Bifrost: The Open-Source Gateway I Built On Link to heading

Bifrost is an open-source AI gateway written in Go. It exposes an OpenAI-compatible HTTP API and handles routing to multiple backends — OpenAI, Anthropic, Google Vertex AI, AWS Bedrock, and Ollama for local models.

What made Bifrost the right choice for me:

It’s OpenAI-compatible out of the box. This means any client that already speaks OpenAI’s API format works with zero modification. Most AI SDKs and toolkits support this as a base URL override.

It handles the translation layer. When you send a request to Bifrost pointing at Claude, it rewrites the request into Anthropic’s format internally. You never see that. You just get the response back.

It supports Ollama. This was important. I wanted the project to run fully locally with no API key required, using an open-source model. Bifrost’s Ollama support meant I could include that as the default configuration.

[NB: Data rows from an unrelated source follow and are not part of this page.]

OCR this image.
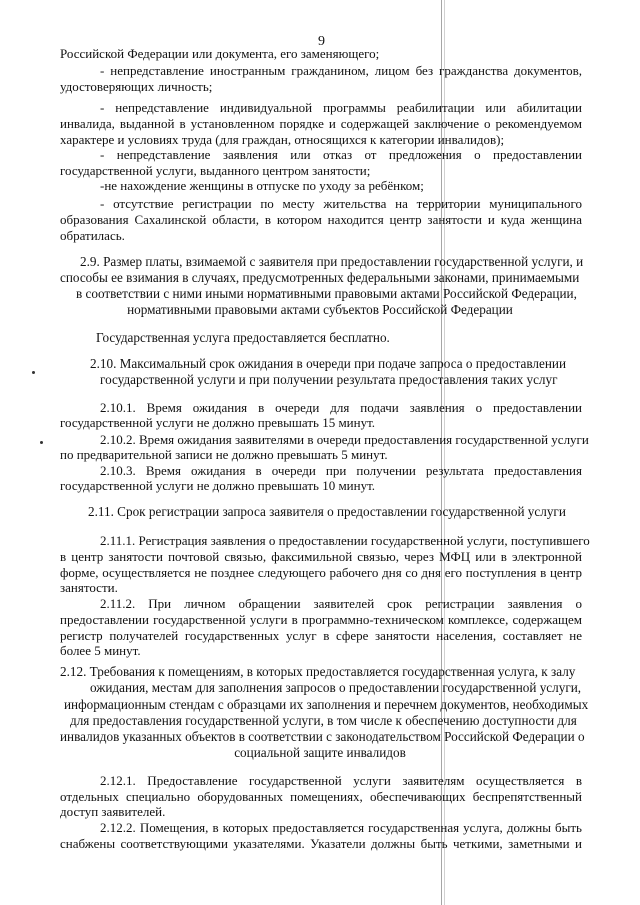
9
Российской Федерации или документа, его заменяющего;
- непредставление иностранным гражданином, лицом без гражданства документов,
удостоверяющих личность;
- непредставление индивидуальной программы реабилитации или абилитации
инвалида, выданной в установленном порядке и содержащей заключение о рекомендуемом
характере и условиях труда (для граждан, относящихся к категории инвалидов);
- непредставление заявления или отказ от предложения о предоставлении
государственной услуги, выданного центром занятости;
-не нахождение женщины в отпуске по уходу за ребёнком;
- отсутствие регистрации по месту жительства на территории муниципального
образования Сахалинской области, в котором находится центр занятости и куда женщина
обратилась.
2.9. Размер платы, взимаемой с заявителя при предоставлении государственной услуги, и
способы ее взимания в случаях, предусмотренных федеральными законами, принимаемыми
в соответствии с ними иными нормативными правовыми актами Российской Федерации,
нормативными правовыми актами субъектов Российской Федерации
Государственная услуга предоставляется бесплатно.
2.10. Максимальный срок ожидания в очереди при подаче запроса о предоставлении
государственной услуги и при получении результата предоставления таких услуг
2.10.1. Время ожидания в очереди для подачи заявления о предоставлении
государственной услуги не должно превышать 15 минут.
2.10.2. Время ожидания заявителями в очереди предоставления государственной услуги
по предварительной записи не должно превышать 5 минут.
2.10.3. Время ожидания в очереди при получении результата предоставления
государственной услуги не должно превышать 10 минут.
2.11. Срок регистрации запроса заявителя о предоставлении государственной услуги
2.11.1. Регистрация заявления о предоставлении государственной услуги, поступившего
в центр занятости почтовой связью, факсимильной связью, через МФЦ или в электронной
форме, осуществляется не позднее следующего рабочего дня со дня его поступления в центр
занятости.
2.11.2. При личном обращении заявителей срок регистрации заявления о
предоставлении государственной услуги в программно-техническом комплексе, содержащем
регистр получателей государственных услуг в сфере занятости населения, составляет не
более 5 минут.
2.12. Требования к помещениям, в которых предоставляется государственная услуга, к залу
ожидания, местам для заполнения запросов о предоставлении государственной услуги,
информационным стендам с образцами их заполнения и перечнем документов, необходимых
для предоставления государственной услуги, в том числе к обеспечению доступности для
инвалидов указанных объектов в соответствии с законодательством Российской Федерации о
социальной защите инвалидов
2.12.1. Предоставление государственной услуги заявителям осуществляется в
отдельных специально оборудованных помещениях, обеспечивающих беспрепятственный
доступ заявителей.
2.12.2. Помещения, в которых предоставляется государственная услуга, должны быть
снабжены соответствующими указателями. Указатели должны быть четкими, заметными и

It’s a single binary / Docker image. No external state store required for basic usage. Easy to compose with other services.

A typical Bifrost use case beyond my project: a company that has multiple internal teams all using different AI providers. Instead of having each team manage their own API keys and retry logic, they run a central Bifrost instance. All teams route through it. The ops team sees unified cost dashboards. If OpenAI has an outage, the gateway fails over to Bedrock automatically.

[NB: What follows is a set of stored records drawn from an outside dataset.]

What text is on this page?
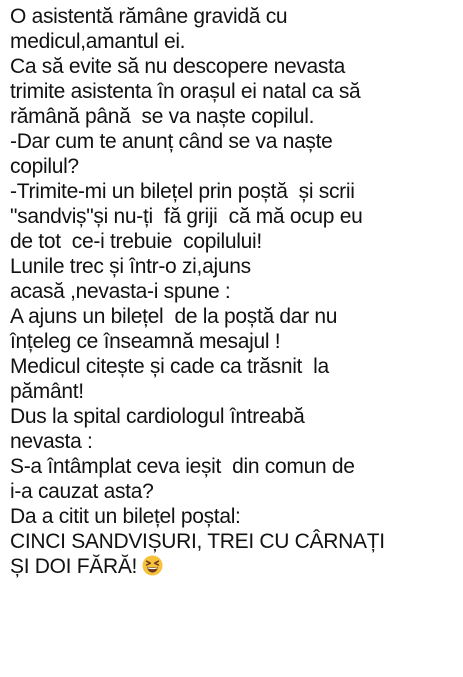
O asistentă rămâne gravidă cu
medicul,amantul ei.
Ca să evite să nu descopere nevasta
trimite asistenta în orașul ei natal ca să
rămână până  se va naște copilul.
-Dar cum te anunț când se va naște
copilul?
-Trimite-mi un bilețel prin poștă  și scrii
"sandviș"și nu-ți  fă griji  că mă ocup eu
de tot  ce-i trebuie  copilului!
Lunile trec și într-o zi,ajuns
acasă ,nevasta-i spune :
A ajuns un bilețel  de la poștă dar nu
înțeleg ce înseamnă mesajul !
Medicul citește și cade ca trăsnit  la
pământ!
Dus la spital cardiologul întreabă
nevasta :
S-a întâmplat ceva ieșit  din comun de
i-a cauzat asta?
Da a citit un bilețel poștal:
CINCI SANDVIȘURI, TREI CU CÂRNAȚI
ȘI DOI FĂRĂ!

Building LLMBridge on Top of Bifrost Link to heading

I built LLMBridge as a platform that composes three services: LLMBridge itself (a UI and config layer), Bifrost (the gateway), and Ollama (for local model serving). Docker Compose wires them together.

The architecture looks like this:

┌─────────────────────────────────────────┐
│               docker-compose            │
│                                         │
│  ┌──────────┐   ┌─────────┐   ┌───────┐ │
│  │LLMBridge │──▶│ Bifrost │──▶│Ollama │ │
│  │  (UI +   │   │(Gateway)│   │(local │ │
│  │  config) │   │         │   │models)│ │
│  └──────────┘   └─────────┘   └───────┘ │
└─────────────────────────────────────────┘

The config package uses Viper to wire this up:

viper.BindEnv("default_model", "MODEL")
viper.SetDefault("default_model", "ollama/qwen2.5:3b")

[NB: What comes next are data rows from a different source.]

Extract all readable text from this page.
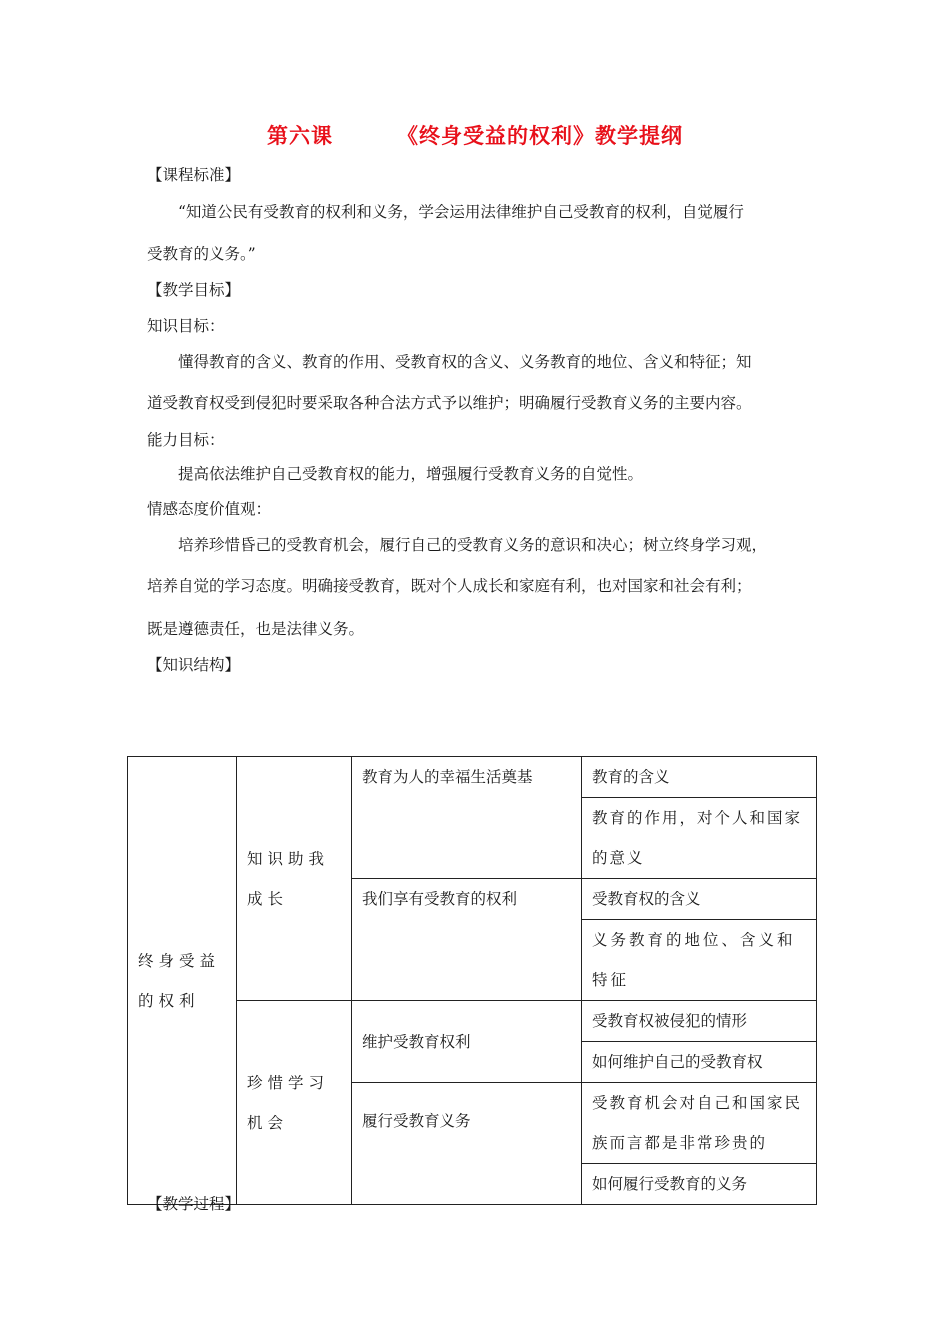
第六课	《终身受益的权利》教学提纲
【课程标准】
“知道公民有受教育的权利和义务，学会运用法律维护自己受教育的权利，自觉履行
受教育的义务。”
【教学目标】
知识目标：
懂得教育的含义、教育的作用、受教育权的含义、义务教育的地位、含义和特征；知
道受教育权受到侵犯时要采取各种合法方式予以维护；明确履行受教育义务的主要内容。
能力目标：
提高依法维护自己受教育权的能力，增强履行受教育义务的自觉性。
情感态度价值观：
培养珍惜昏己的受教育机会，履行自己的受教育义务的意识和决心；树立终身学习观，
培养自觉的学习态度。明确接受教育，既对个人成长和家庭有利，也对国家和社会有利；
既是遵德责任，也是法律义务。
【知识结构】
终身受益的权利	知识助我成长	教育为人的幸福生活奠基	教育的含义
			教育的作用，对个人和国家的意义

		我们享有受教育的权利	受教育权的含义
			义务教育的地位、含义和特征

	珍惜学习机会	维护受教育权利	受教育权被侵犯的情形
			如何维护自己的受教育权
		履行受教育义务	受教育机会对自己和国家民族而言都是非常珍贵的

			如何履行受教育的义务

【教学过程】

No .env file means ollama/qwen2.5:3b runs automatically. To switch, you set exactly two variables — the provider API key and the model name:

# OpenAI
OPENAI_API_KEY=your_key_here
MODEL=openai/gpt-4o-mini

# Anthropic Claude
ANTHROPIC_API_KEY=your_key_here
MODEL=anthropic/claude-haiku-3-5

Then docker compose up --build. Viper picks up the env vars, Bifrost routes to the right provider. No application code changes.

There’s also a provider_config.yaml in the project, but that serves a different purpose, it defines what shows up in the UI selector: provider names, icons, badge labels, and colors. The active model at runtime is controlled purely by the MODEL env var.

Running locally with no API key is the default. Clone the repo, run docker compose up --build, and it boots with qwen2.5:3b via Ollama. No account, no billing, no rate limits.

Switching to a hosted provider means two lines in a .env file and a rebuild. That’s the entire migration.

Why the Gateway Layer Matters Long-Term Link to heading

The AI landscape right now is genuinely unstable in a useful way. The best model today probably won’t be the best model in six months. Pricing changes. New open-source models keep getting competitive a year ago, running a local model that could handle real tasks felt marginal. Now qwen2.5:3b is surprisingly capable for many workloads.

If your code is coupled to one provider, every one of these shifts is a potential refactor. If you have a gateway in front, they’re just config changes.

There’s also the cost angle. Different providers have different pricing for input tokens, output tokens, and context length. With a gateway in place, you can route different tasks to different models based on complexity and cost use a cheap fast model for simple classification, use a more capable model for generation, and switch between them without touching application code.

What’s Next Link to heading

The gateway and the switching mechanism were the fast part to build. What’s more interesting is what you can build on top of it tools that take advantage of having a provider-agnostic AI layer underneath them.